The crew of the F/A-18 Super Hornet carrying the Navy’s Infrared Search and Track (IRST), a long-wave infrared sensor system that searches for and detects heat sources within its field of regard, inspects the aircraft Feb. 11 before the maiden flight with the pod at Edwards Air Force Base, Calif. (Photo courtesy of Lockheed Martin)
The crew of the F/A-18 Super Hornet carrying the Navy’s Infrared Search and Track (IRST), a long-wave infrared sensor system that searches for and detects heat sources within its field of regard, inspects the aircraft Feb. 11 before the maiden flight with the pod at Edwards Air Force Base, Calif. (Photo courtesy of Lockheed Martin)
     
"Adding an advanced infrared sensor to the Super Hornet broadens the Navy's warfighting ability," Navy F/A-18 Program Manager Capt. Frank Morley said. "Combined with the Super Hornet's advanced radar and the Growler's electronic attack radar jamming ability, IRST will allow the fleet to dominate the skies in all threat environments."
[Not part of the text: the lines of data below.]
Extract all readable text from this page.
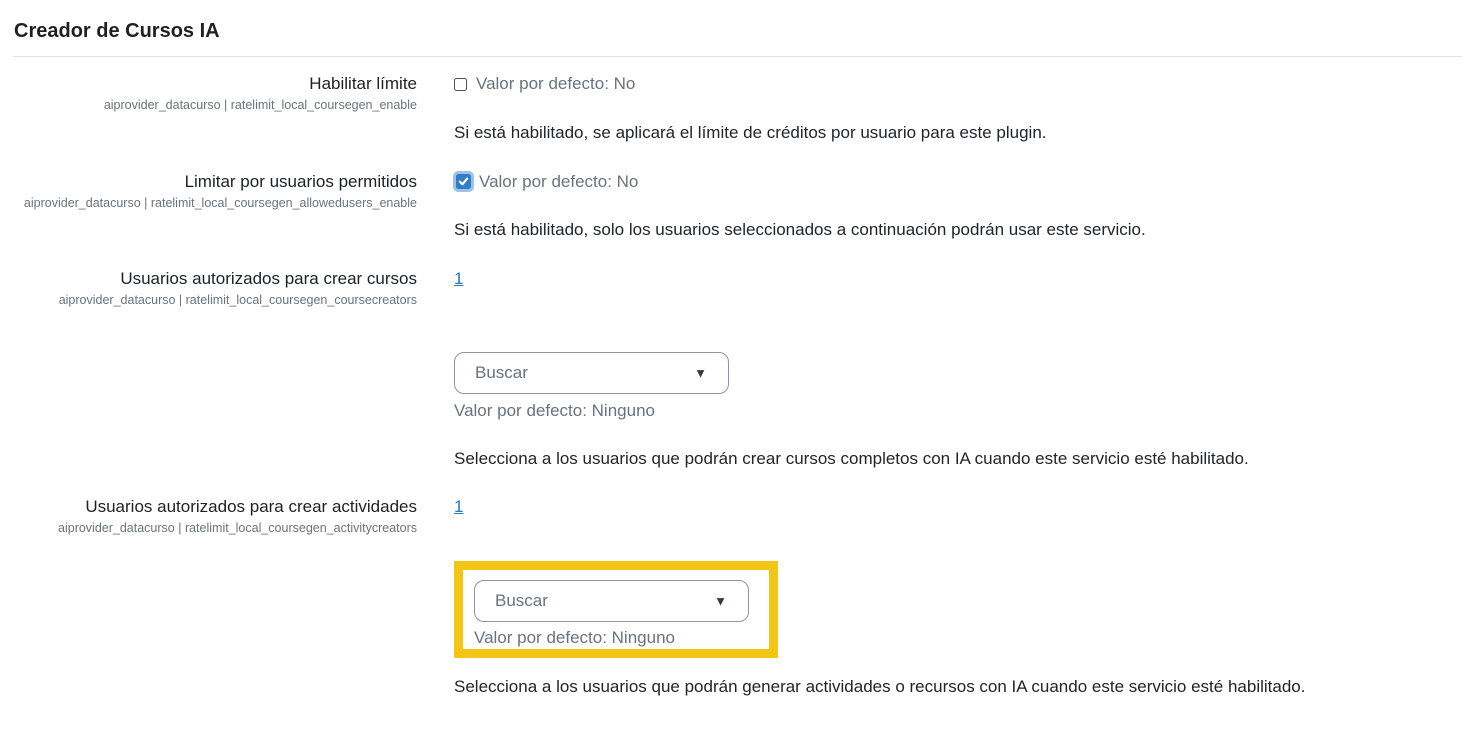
Creador de Cursos IA
Habilitar límite
aiprovider_datacurso | ratelimit_local_coursegen_enable
Valor por defecto: No

Si está habilitado, se aplicará el límite de créditos por usuario para este plugin.

Limitar por usuarios permitidos
aiprovider_datacurso | ratelimit_local_coursegen_allowedusers_enable
Valor por defecto: No

Si está habilitado, solo los usuarios seleccionados a continuación podrán usar este servicio.

Usuarios autorizados para crear cursos
aiprovider_datacurso | ratelimit_local_coursegen_coursecreators
1
Buscar	▼
Valor por defecto: Ninguno

Selecciona a los usuarios que podrán crear cursos completos con IA cuando este servicio esté habilitado.

Usuarios autorizados para crear actividades
aiprovider_datacurso | ratelimit_local_coursegen_activitycreators
1
Buscar	▼
Valor por defecto: Ninguno

Selecciona a los usuarios que podrán generar actividades o recursos con IA cuando este servicio esté habilitado.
"We continually evolve the aircraft to outpace future adversaries," says Tim Adrian, IRST F/A-18 program manager. "When radar isn't an option, this upgrade allows operators to locate targets and deploy the best weapon for the mission."

The IRST system is being developed under a $135 million contract awarded in 2011 and is currently planned to be deployed by 2017. The technology was initially tested last year on a Boeing King Air test aircraft, which helped reduce costs by advancing the technology before installation on Super Hornets.

"The success of this first flight and the test flights before it highlights the maturity of the next-generation IRST system that Lockheed Martin and Boeing are delivering to the U.S. Navy today to support Navy Carrier Strike Group objectives," said Ken Fuhr, director of fixed wing programs at Lockheed Martin Missiles and Fire Control.

The combat-proven Super Hornet provides unequaled air dominance and precision strike capability. The EA-18G Growler, derived from the Super Hornet, is the United States' newest and most advanced airborne electronic attack platform. The Navy plans to fly these aircraft until about 2040.